Tras un eterno minuto de silencio, Saster abrió tímidamente la boca para hablar:

—Veo que aún tienes juguetes.

Eddo puso los ojos en blanco.

—Como me digas que son para niños te juro que te tiro la estantería a la cabeza.

Una pequeña sonrisa se formó en el rostro de Saster.

—Has cambiado mucho, Eddo.

La aludida alzó una ceja, molesta sin motivo por aquel comentario.

—Tienes el pelo más largo —se explicó él.

—Lo mismo te podría decir.

—¿Sigues siendo tan infantil?

—¿Y tú sigues siendo tan desastroso?

Los juguetes admiraban la pelea desde los altos estantes. Puppet sonreía con picardía, y en el tono de voz más bajo posible, le murmuró a su hermana:

—Estos acaban liados.

Un nuevo silencio se hizo en la habitación. Saster suspiró entonces y abrió la boca para decir algo, pero Eddo lo interrumpió:

—¿Qué haces aquí?

El castaño se mordió el labio inferior y se rascó por debajo de la coleta.

—Tu madre le dijo a la mía que habías vuelto —dijo muy deprisa—. Y había pensado... Bueno, por los buenos tiempos... —Cerró los ojos, tomando aire— Quisiera que un día vinieras a mi casa a jugar, Edith. Puedes traerte algunos juguetes si quieres. Mi madre prepararía chocolate y magdale...

—No.

Saster abrió como platos los ojos y quedó mudo, mientras sus orejas tomaban un fuerte color rojo.

Puppet y Marionette construyeron un corazón con sus dedos índices y pulgares. Bon se llevó la mano a la frente. Aquella respuesta por parte de Eddo no parecía haber sentado bien a Saster.

—¿No? —repitió Saster tras unos instantes.

Eddo negó con la cabeza.

—Tú y yo dejamos de ser amigos el día que empezaste a pasar de mí, Saster. No quiero tener nada más que ver contigo.

Aquello pareció sentarle al chico como un puñetazo en el estómago. A pesar de ello, intentó sonreír, y tras tragar saliva, se puso en pie.

—Sí, tienes razón... Lo siento, lo siento... —Cabizbajo, hundió las manos en los bolsillos de sus vaqueros— Pues... Me iré a casa, entonces. ¿Me acompañas a la puerta? —Eddo entornó los ojos, como diciendo "¿En serio?", a lo que Saster carraspeó para decir—: Sí, tienes razón. Iré yo solo. Pues... ha sido un placer verte de nuevo, Edd--... Edith. Si cambias de opinión, ya sabes donde vivo y... todo eso...
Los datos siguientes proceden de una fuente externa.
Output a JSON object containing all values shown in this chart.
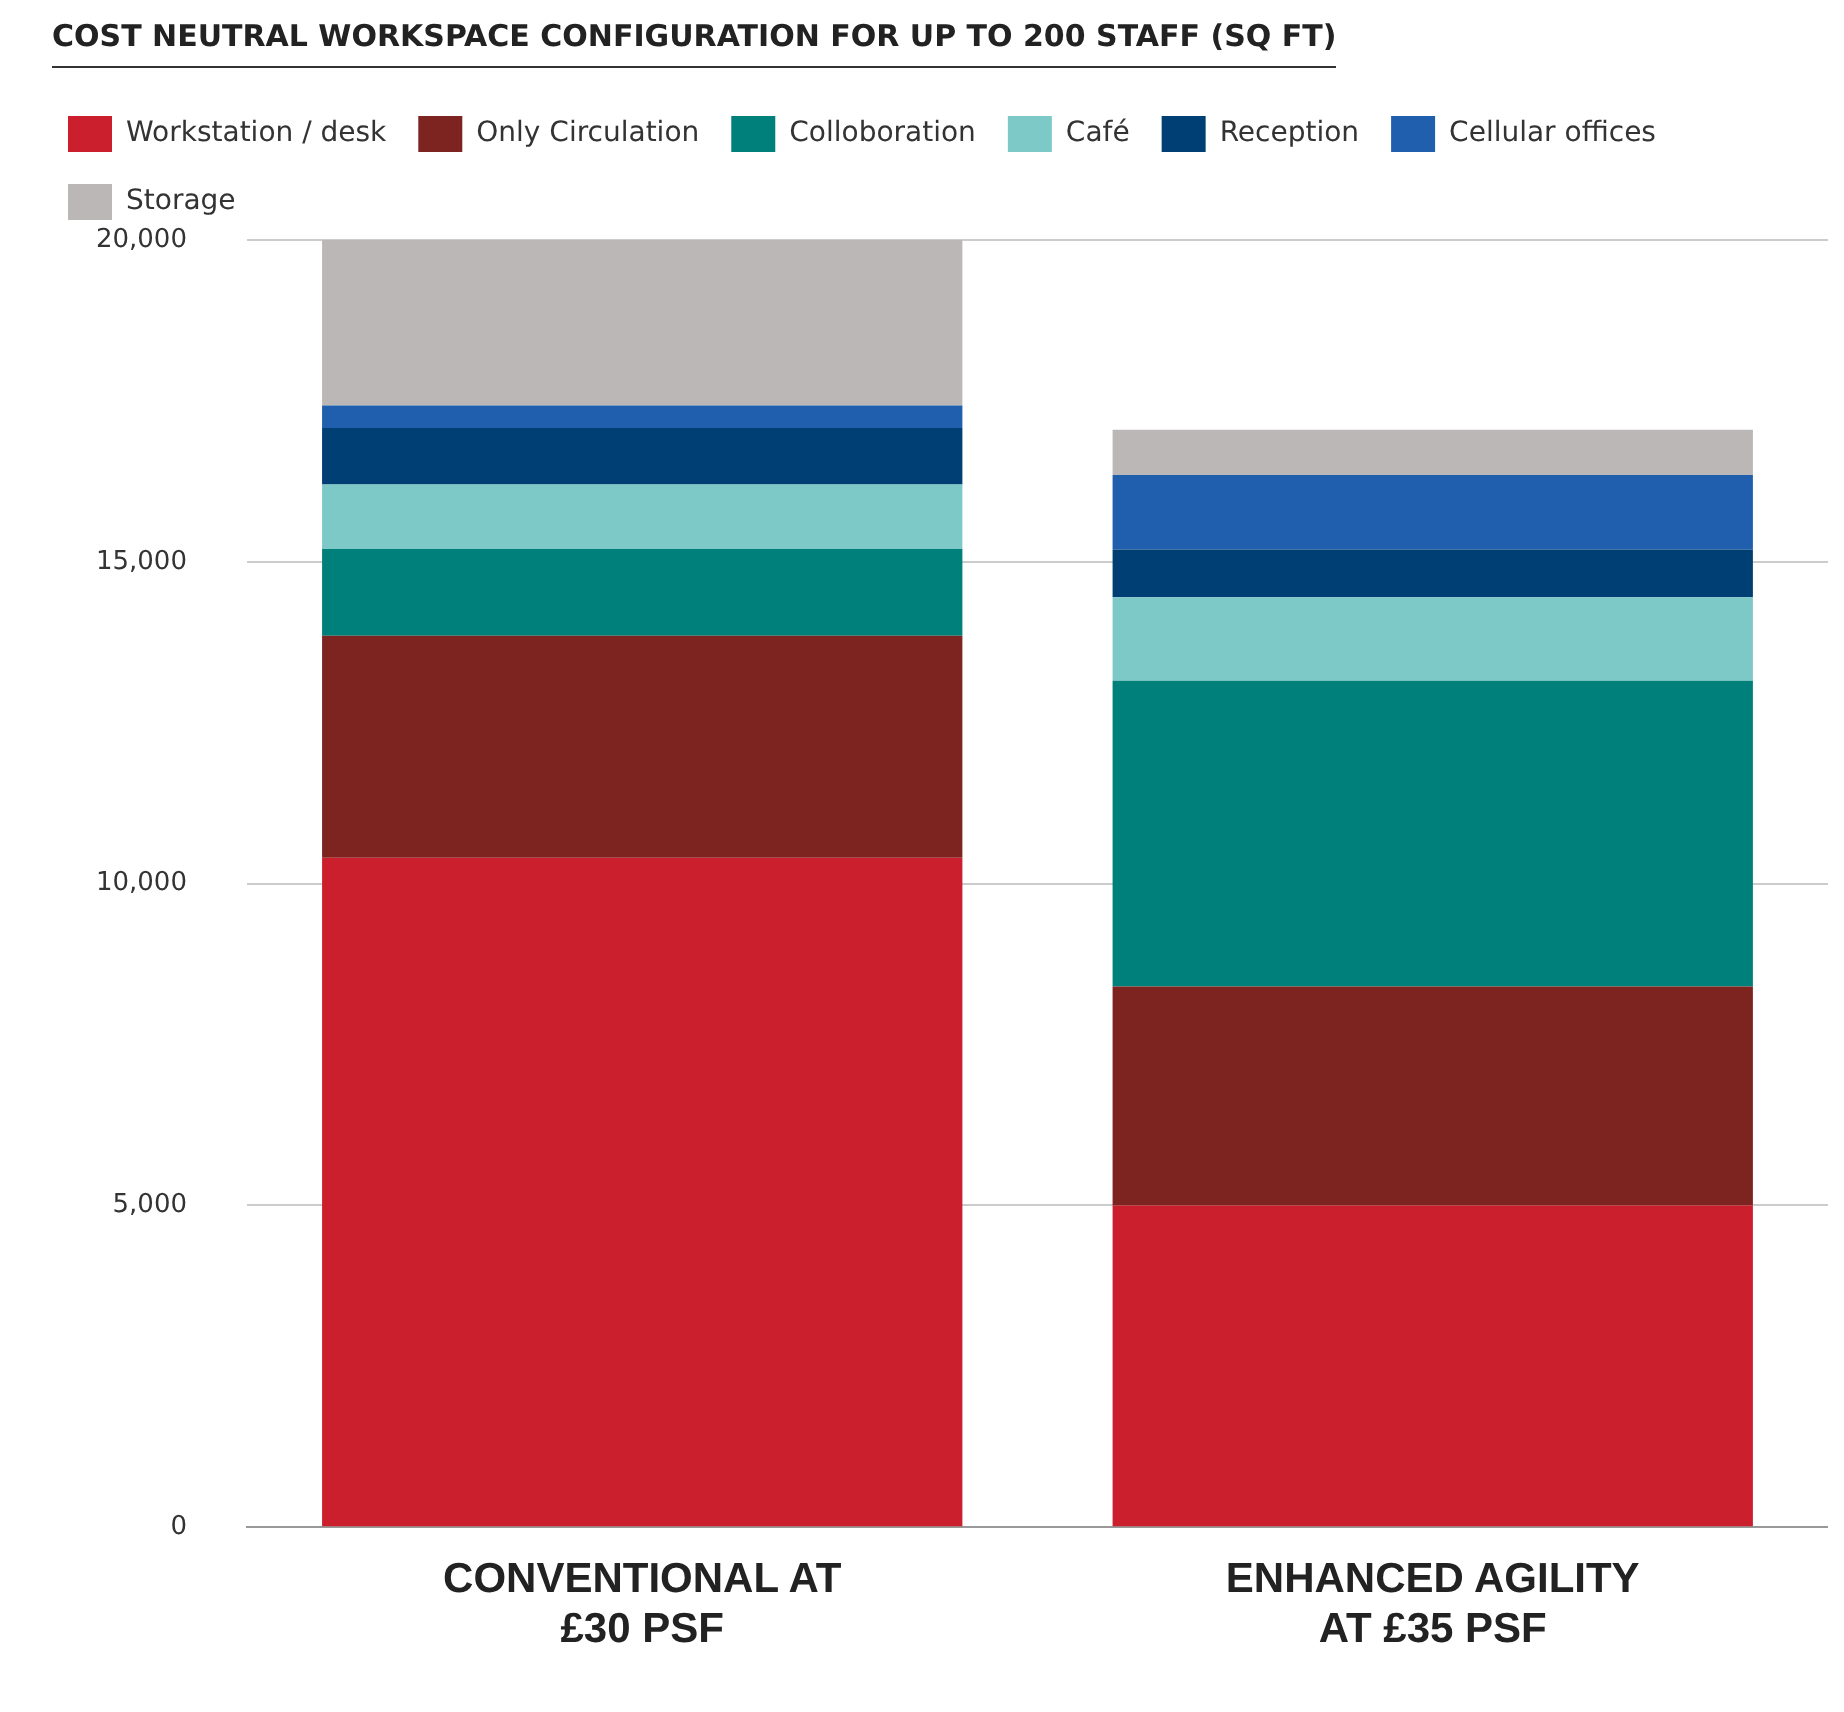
{
  "chart_data": {
    "type": "bar",
    "stacked": true,
    "title": "COST NEUTRAL WORKSPACE CONFIGURATION FOR UP TO 200 STAFF (SQ FT)",
    "categories": [
      "CONVENTIONAL AT £30 PSF",
      "ENHANCED AGILITY AT £35 PSF"
    ],
    "series": [
      {
        "name": "Workstation / desk",
        "color": "#cc1f2e",
        "values": [
          10400,
          5000
        ]
      },
      {
        "name": "Only Circulation",
        "color": "#7d2421",
        "values": [
          3450,
          3400
        ]
      },
      {
        "name": "Colloboration",
        "color": "#00807a",
        "values": [
          1350,
          4750
        ]
      },
      {
        "name": "Café",
        "color": "#7cc9c8",
        "values": [
          1000,
          1300
        ]
      },
      {
        "name": "Reception",
        "color": "#003f73",
        "values": [
          880,
          740
        ]
      },
      {
        "name": "Cellular offices",
        "color": "#1f5fae",
        "values": [
          350,
          1160
        ]
      },
      {
        "name": "Storage",
        "color": "#bbb7b6",
        "values": [
          2570,
          700
        ]
      }
    ],
    "ylim": [
      0,
      20000
    ],
    "yticks": [
      {
        "value": 0,
        "label": "0"
      },
      {
        "value": 5000,
        "label": "5,000"
      },
      {
        "value": 10000,
        "label": "10,000"
      },
      {
        "value": 15000,
        "label": "15,000"
      },
      {
        "value": 20000,
        "label": "20,000"
      }
    ],
    "grid": "y",
    "legend": "top left"
  }
}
Sin volver a mirarla, salió del cuarto, y tras intercambiar un par de palabras con la mujer de la casa, se fue de esta.

No tardó su madre en aparecer por la habitación de Eddo, con las cejas arqueadas.

—¿Qué le has hecho al niño? Parecía a punto de llorar.

Su hija no le dio una respuesta clara por mucho que preguntó, así que acabó dándose por rendida. Cuando la mujer abandonó la habitación, Eddo se dejó caer de espaldas sobre la cama.

—Menudo imbécil —susurró—. Ojalá lo atropelle algo por el camino de vuelta.